Come on, Harry, let us have another message to the Job Hounds! The city pays for the printing! Lay on, Tartuffe!

The estimable Evening Sun on the sad degeneracy of the times:

In fiction there is no Dickens or Thackeray, no Hawthorne or George Eliot or Walter Scott, much less a Balzac or Hugo. And in all the world today where is there one poet whose song rings clear aa the Victorians’?

Is this strictly true? I doubt it. The great Victorians, English and French, had the inestimable advantage of being pioneers; they gained in comparative stature by the mere lack of competition and fixed standards. In each one, of course, there is intrinsic merit, and in the case of some of them, such as Thackeray, for example, it was very high merit indeed, but would they seem so great if they were writing today? Would they seem so great if they were put into direct competition with the great moderns in our schools and not worshiped unthinkingly as unique and incomparable? Isn’t it a fact, in brief, that Dickens for one is chiefly read today, not in the spirit of spontaneous appreciation, of high intellectual adventure, but chiefly as a matter of duty?

Thackeray wrote many indubitable masterpieces–“Barry Lyndon,” “The Book of Snobs,” “The Four Georges,” “Henry Esmond,” perhaps “Vanity Fair.” But he also wrote much sentimental and preposterous drivel–“The Newcomes,” “The Adventures of Philip,” “Lovell the Widower.” There are many novelists writing today who have never done anything half so meretricious and futile. The worst of George Moore is better than the worst of Scott; the best of Joseph Conrad is infinitely better than the average of Thackeray. Mark Twain, a thorough post- Victorian, produced at least four books that were better than “The Scarlet Letter.” And “The Old Wives’ Tale,” “Sister Carrie,” “What Maisie Knew,” “McTeague,” “A Mummer’s Wife,” and “The New Machiavelli” are much closer to life as it is really lived in the world than “Pendennis” and “Little Dorrit.” I, for one, wouldn’t exchange “Youth” and “Heart of Darkness” for all of Scott and nine-tenths of Hawthorne. And if I had to choose between George Ade’s “Fables in Slang” and Dickens’ “Pickwick Papers,” I’d choose the fables without hesitation, as considerably more amusing and illuminating to a man of my time.
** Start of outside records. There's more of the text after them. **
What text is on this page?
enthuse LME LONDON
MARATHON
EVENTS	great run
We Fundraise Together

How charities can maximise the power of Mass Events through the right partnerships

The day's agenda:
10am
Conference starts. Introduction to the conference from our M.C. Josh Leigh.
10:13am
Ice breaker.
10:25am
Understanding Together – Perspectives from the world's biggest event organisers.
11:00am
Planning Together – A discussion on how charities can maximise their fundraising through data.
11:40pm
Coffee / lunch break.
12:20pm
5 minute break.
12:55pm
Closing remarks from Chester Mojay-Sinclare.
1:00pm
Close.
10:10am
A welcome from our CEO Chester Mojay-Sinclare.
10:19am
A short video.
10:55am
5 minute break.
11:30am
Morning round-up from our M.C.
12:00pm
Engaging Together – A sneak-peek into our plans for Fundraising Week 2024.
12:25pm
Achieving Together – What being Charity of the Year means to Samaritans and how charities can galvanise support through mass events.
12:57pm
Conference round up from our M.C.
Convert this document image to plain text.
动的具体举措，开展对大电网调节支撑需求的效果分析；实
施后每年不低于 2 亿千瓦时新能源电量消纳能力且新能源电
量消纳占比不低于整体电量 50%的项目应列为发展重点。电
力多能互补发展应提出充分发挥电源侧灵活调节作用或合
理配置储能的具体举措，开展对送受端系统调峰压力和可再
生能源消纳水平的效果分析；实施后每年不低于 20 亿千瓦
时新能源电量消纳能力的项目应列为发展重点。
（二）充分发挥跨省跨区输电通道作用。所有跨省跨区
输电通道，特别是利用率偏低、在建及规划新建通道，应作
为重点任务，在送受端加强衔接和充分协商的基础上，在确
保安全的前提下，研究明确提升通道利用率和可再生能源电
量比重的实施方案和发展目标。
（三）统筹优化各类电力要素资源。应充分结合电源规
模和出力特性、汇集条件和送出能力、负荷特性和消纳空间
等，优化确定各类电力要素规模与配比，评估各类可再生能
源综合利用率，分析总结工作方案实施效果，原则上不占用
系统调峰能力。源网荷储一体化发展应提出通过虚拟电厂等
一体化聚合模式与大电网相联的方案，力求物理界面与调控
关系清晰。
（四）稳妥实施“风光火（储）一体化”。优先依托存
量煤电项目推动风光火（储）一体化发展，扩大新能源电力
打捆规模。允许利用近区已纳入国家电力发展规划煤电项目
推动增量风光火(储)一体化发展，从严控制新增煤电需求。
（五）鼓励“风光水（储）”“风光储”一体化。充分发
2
But what of the poets? Well, it seems to me that Stephen Phillips, to name only one, has written better poetical dramas than Browning, and that Kipling has written vastly better lyric poetry. Tennyson, a better poet than Browning, lived out his long years as remote from his race and time as a man on a desert island. The stupendous progress of the world, the titanic revision of old ideals, the change in the whole machinery of life, made no impression on him whatever. The contemporary of Morse, Huxley, Pasteur and Marx, he groped absurdly through mists of medievalism. If a great poet should be to his kin and era what Homer was to the Greeks, and Dante to the emerging Italians, and Shakespeare to the Elizabethan English, then Kipling is a great poet, and Tennyson was one who missed greatness by an inch.